We disagree. The intervenors acted as soon as they had notice that the proposed settlement was contrary to their interests. The mediation proceedings had been conducted under an order of confidentiality and the settlement negotiations were not conducted in open court. By entering into confidential settlement discussions the government does not give notice that it may not be adequately representing the interests of any group of citizens. We wish to encourage, not discourage, the government's participation in settlement discussions. More importantly, settlement negotiations would be severely impaired if every party that the government represents could intervene to participate as a matter of right simply because the negotiations were conducted in a confidential manner. For these reasons, we invoke the principle that until parties have notice that the government may not be representing their interests, parties are entitled to rely on the presumption that the government is representing their interests. E.g., Forest Conservation Council, 66 F.3d at 1499 ("a presumption of adequate representation generally arises when the representative is a governmental body or officer charged by law with representing the interests of the absentee").

The district court was understandably concerned about the possibility that the settlement might be delayed and the consequent prejudice. That concern does not override the fact that prior to the announcement of the proposed agreement, the appellants were entitled to rely on the government to adequately protect their interests. It was only when the intervenors learned that the settlement constituted a substantial departure from the position that the government had maintained throughout the litigation that they sought to intervene.

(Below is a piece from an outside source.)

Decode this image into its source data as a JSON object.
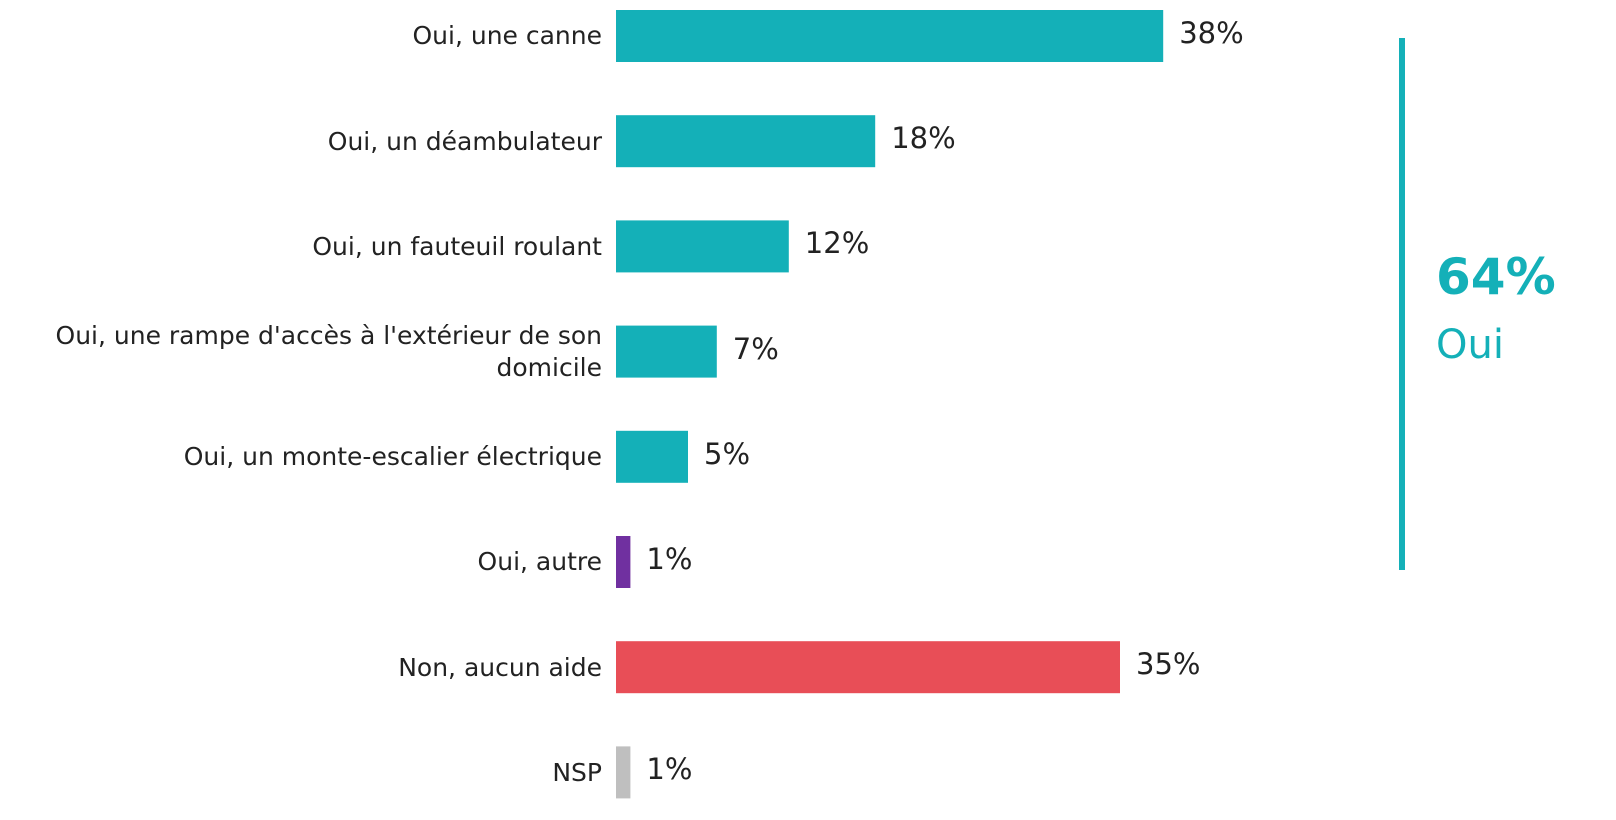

We have, on occasion, been reluctant to require the granting of motions to intervene where lengthy settlement efforts might be disrupted and the applicants for intervention had notice of the existence of the suit. See Air Calif., 799 F.2d at 537; Alaniz v. Tillie Lewis Foods, 572 F.2d 657, 659 (9th Cir. 1978). Those cases did not involve a claim of failure of a governmental agency to represent its citizens. The intervenors in the Alaniz case were all private class members who had received individual notices regarding the settlement process. Id. at 659 n. 3. The Air California case involved a refusal to allow a city to intervene in a suit that another city, a county, and citizens' groups had settled; there is no presumption that one governmental entity represents another. Air Calif., 799 F.2d at 537.

In this case, the district court erred in denying appellants' motion to intervene. We reverse and remand with instructions to grant the motion, and for further proceedings consistent with this opinion.